I find it so frustrating that I, on occasion, regress into these high-school speech patterns. Perhaps you can’t empathize with this little dilemma, you being so sophisticated. But that’s probably not the case, lest you be social outcast or graduate of SPA. In any case, I find I’m reverting to adolescent patois quite often these days, with “awesome” and “dude” being the junior high-isms that have best survived in my adulthood. Some of my friends theorize that I am particularly afflicted, being as I’m from Circle Pines and all–a place they regard as being particularly backwards. But I happen to know plenty of refined, educated folk–many of them writers even–who do this exact same thing. At a meeting just the other day, for example, one of our editors was talking about our upcoming “Restaurant Week Package,” to which another editor responded, “Heh. You said package.” That counts!

My best friend Andrea, a classically-trained singer who has also lived, worked, and dated among the German and French “operati,” says “dude” a lot, just like me. My other friend, Adam, a graphic designer and artist, is probably the most formal person I hang out with. He’ll send you a thank-you note if you go to his birthday dinner.
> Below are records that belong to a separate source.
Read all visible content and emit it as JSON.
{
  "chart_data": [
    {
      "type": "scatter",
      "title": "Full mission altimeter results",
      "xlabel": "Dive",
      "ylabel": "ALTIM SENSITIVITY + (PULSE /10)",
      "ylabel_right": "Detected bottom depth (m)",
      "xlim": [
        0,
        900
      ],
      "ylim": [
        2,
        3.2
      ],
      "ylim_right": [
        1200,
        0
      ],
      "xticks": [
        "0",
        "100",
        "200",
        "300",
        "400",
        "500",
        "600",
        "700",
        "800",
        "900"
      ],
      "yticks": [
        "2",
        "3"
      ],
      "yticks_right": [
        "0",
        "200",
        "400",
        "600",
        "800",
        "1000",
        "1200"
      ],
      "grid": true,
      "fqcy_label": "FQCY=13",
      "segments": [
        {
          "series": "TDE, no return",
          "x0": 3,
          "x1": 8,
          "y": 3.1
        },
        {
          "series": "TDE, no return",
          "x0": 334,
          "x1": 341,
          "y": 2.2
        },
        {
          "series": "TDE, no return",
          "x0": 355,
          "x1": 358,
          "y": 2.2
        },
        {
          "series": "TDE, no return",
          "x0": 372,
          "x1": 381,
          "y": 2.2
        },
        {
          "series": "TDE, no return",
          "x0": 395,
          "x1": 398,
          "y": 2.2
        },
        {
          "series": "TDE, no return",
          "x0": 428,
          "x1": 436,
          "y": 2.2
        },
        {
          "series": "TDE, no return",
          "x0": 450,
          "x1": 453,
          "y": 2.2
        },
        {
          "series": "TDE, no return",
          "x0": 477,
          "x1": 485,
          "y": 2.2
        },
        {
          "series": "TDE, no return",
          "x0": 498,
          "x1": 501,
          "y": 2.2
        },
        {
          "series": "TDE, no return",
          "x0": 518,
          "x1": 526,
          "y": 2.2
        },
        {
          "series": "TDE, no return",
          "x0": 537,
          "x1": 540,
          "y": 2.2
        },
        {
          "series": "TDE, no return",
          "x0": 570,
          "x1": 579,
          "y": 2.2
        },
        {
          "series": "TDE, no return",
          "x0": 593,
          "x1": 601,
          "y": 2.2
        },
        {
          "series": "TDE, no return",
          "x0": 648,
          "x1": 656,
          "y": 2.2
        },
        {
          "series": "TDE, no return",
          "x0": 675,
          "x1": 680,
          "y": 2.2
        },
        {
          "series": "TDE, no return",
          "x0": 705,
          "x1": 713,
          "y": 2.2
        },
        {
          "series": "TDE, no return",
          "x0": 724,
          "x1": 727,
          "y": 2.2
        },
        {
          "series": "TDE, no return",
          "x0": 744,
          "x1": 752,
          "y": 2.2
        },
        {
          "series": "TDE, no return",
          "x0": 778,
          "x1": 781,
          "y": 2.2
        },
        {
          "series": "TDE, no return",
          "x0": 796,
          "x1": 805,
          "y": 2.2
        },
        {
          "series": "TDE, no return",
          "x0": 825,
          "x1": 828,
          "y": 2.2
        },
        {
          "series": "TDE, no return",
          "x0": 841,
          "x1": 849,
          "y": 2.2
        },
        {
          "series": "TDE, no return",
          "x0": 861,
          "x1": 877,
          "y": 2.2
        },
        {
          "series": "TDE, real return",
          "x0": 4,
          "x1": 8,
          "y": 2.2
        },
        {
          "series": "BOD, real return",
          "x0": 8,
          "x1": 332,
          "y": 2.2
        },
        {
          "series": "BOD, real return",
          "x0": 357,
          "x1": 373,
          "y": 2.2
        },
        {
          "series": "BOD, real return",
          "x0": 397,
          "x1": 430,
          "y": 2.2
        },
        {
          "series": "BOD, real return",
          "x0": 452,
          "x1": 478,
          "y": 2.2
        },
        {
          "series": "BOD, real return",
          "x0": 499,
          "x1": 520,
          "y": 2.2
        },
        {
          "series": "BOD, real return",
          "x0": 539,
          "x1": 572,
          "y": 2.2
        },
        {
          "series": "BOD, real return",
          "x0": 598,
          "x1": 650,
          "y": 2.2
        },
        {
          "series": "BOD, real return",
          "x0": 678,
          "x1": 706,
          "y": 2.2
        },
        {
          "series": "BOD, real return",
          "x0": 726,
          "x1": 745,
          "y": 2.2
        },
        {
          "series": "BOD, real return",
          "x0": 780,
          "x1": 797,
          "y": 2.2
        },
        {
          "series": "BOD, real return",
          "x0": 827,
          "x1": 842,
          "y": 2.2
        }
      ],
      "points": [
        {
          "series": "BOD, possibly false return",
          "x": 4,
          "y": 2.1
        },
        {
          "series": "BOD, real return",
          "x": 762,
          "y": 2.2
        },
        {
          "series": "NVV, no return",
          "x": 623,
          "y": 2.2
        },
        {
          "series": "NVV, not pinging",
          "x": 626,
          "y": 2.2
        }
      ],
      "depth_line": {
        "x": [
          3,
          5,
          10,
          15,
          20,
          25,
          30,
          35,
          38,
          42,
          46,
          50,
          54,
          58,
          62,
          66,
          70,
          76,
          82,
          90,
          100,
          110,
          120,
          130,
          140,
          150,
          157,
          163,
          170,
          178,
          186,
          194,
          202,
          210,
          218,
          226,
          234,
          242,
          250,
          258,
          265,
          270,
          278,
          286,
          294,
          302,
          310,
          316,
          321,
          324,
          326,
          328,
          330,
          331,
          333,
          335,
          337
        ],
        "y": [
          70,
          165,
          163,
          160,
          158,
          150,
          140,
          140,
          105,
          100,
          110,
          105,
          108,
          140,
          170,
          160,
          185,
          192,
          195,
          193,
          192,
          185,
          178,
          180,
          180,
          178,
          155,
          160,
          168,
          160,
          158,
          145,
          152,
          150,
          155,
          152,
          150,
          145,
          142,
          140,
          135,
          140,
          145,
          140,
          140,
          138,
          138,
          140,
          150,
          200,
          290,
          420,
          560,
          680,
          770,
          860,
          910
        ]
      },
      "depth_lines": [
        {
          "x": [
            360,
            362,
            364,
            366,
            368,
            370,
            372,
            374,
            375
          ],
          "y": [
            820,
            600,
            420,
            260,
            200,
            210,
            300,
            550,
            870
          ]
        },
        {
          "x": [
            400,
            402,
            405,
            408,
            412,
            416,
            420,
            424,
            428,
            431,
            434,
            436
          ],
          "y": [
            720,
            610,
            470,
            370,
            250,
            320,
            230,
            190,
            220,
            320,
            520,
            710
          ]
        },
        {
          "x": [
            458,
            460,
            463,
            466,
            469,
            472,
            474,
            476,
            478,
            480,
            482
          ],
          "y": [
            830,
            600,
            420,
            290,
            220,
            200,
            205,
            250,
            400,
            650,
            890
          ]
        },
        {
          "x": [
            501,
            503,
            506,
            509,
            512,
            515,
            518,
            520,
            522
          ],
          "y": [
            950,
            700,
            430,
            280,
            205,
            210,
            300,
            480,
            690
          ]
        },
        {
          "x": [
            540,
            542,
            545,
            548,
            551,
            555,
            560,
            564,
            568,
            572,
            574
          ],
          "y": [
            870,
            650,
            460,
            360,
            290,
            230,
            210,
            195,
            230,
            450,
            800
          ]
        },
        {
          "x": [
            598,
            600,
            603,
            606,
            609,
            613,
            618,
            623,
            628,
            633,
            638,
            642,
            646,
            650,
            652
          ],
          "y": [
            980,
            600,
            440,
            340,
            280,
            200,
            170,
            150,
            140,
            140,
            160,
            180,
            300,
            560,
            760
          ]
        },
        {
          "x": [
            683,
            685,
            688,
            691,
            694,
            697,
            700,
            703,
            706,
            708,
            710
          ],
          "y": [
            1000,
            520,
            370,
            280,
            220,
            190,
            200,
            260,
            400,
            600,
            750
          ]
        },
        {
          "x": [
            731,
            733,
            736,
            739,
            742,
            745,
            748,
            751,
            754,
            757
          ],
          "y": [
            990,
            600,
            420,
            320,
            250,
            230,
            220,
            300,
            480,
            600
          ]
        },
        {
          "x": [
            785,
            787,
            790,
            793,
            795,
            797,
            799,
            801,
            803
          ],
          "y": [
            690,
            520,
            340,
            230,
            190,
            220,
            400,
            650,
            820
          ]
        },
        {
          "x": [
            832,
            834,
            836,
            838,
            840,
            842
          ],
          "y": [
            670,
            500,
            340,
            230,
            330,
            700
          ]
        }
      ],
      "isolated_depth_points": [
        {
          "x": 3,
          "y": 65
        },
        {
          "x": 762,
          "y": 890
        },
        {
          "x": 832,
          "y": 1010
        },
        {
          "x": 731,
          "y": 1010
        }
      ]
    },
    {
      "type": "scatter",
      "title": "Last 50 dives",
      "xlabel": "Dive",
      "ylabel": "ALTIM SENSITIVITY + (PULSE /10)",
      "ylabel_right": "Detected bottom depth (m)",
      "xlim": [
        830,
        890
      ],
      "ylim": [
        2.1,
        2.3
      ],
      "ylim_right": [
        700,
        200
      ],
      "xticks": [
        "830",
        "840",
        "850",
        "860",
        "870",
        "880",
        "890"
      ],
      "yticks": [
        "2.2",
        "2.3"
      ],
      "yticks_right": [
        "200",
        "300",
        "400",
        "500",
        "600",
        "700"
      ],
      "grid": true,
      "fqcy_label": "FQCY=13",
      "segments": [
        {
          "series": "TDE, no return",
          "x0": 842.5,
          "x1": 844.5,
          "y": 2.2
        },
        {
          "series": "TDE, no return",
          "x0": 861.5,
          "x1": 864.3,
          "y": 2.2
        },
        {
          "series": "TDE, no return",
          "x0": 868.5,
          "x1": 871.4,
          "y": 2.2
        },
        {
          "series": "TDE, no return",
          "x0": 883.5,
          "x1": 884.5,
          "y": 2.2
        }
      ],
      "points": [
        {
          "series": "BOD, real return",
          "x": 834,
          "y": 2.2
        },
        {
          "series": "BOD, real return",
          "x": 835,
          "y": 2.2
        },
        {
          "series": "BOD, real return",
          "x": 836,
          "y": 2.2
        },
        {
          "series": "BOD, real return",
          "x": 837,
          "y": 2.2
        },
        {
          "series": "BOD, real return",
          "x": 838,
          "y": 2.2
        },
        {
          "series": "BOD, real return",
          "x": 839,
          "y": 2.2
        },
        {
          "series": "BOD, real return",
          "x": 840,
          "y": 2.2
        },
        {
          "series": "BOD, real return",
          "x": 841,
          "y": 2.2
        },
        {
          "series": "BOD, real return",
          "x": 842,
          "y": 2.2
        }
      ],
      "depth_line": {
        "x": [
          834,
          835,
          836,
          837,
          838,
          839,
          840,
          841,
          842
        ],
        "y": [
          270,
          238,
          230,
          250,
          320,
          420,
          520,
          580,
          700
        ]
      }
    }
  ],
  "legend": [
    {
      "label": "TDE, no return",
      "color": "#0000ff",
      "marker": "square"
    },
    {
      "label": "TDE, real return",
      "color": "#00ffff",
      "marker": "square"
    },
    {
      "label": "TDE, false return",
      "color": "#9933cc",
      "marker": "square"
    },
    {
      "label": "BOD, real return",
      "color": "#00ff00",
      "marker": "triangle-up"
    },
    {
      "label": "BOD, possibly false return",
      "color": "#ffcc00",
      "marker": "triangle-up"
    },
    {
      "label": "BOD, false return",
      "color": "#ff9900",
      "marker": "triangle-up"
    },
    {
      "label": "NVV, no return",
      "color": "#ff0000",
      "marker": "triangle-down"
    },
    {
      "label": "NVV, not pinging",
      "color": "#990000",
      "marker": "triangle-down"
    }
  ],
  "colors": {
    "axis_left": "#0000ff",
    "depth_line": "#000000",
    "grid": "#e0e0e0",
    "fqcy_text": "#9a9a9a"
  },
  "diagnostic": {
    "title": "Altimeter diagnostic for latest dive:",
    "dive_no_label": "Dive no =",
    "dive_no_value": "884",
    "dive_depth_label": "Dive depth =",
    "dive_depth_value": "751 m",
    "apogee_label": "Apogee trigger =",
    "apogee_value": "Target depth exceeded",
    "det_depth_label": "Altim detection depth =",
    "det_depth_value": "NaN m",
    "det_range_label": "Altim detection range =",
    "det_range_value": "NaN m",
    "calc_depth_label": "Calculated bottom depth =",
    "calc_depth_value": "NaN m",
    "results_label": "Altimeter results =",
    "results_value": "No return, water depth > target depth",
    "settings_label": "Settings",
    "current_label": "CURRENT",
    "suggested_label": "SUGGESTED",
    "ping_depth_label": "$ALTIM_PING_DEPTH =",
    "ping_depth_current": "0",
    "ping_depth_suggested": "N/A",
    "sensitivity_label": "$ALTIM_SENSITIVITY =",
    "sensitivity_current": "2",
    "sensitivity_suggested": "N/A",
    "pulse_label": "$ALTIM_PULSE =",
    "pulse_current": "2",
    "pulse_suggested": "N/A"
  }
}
One time I asked him out for school-night drinks, and he responded, “I oughtn’t.” But get him excited about something really manly–say, a vintage BMW motorcycle or a Rick Bass essay–and his eyes glisten as he says, “Aweeeeeeeeeeesome.”

Dude, there’s just one thing worth checking out tonight, and that’s The Spyball, a hip, surveillance-themed fundraiser for–count ’em–five highly experimental arts organizations, most of them being performing arts organizations, my specialty; one of them being the Soap Factory, a kick-ass art gallery that I quite like. (BTW, their 8x8x8 exhibition totally rawks!)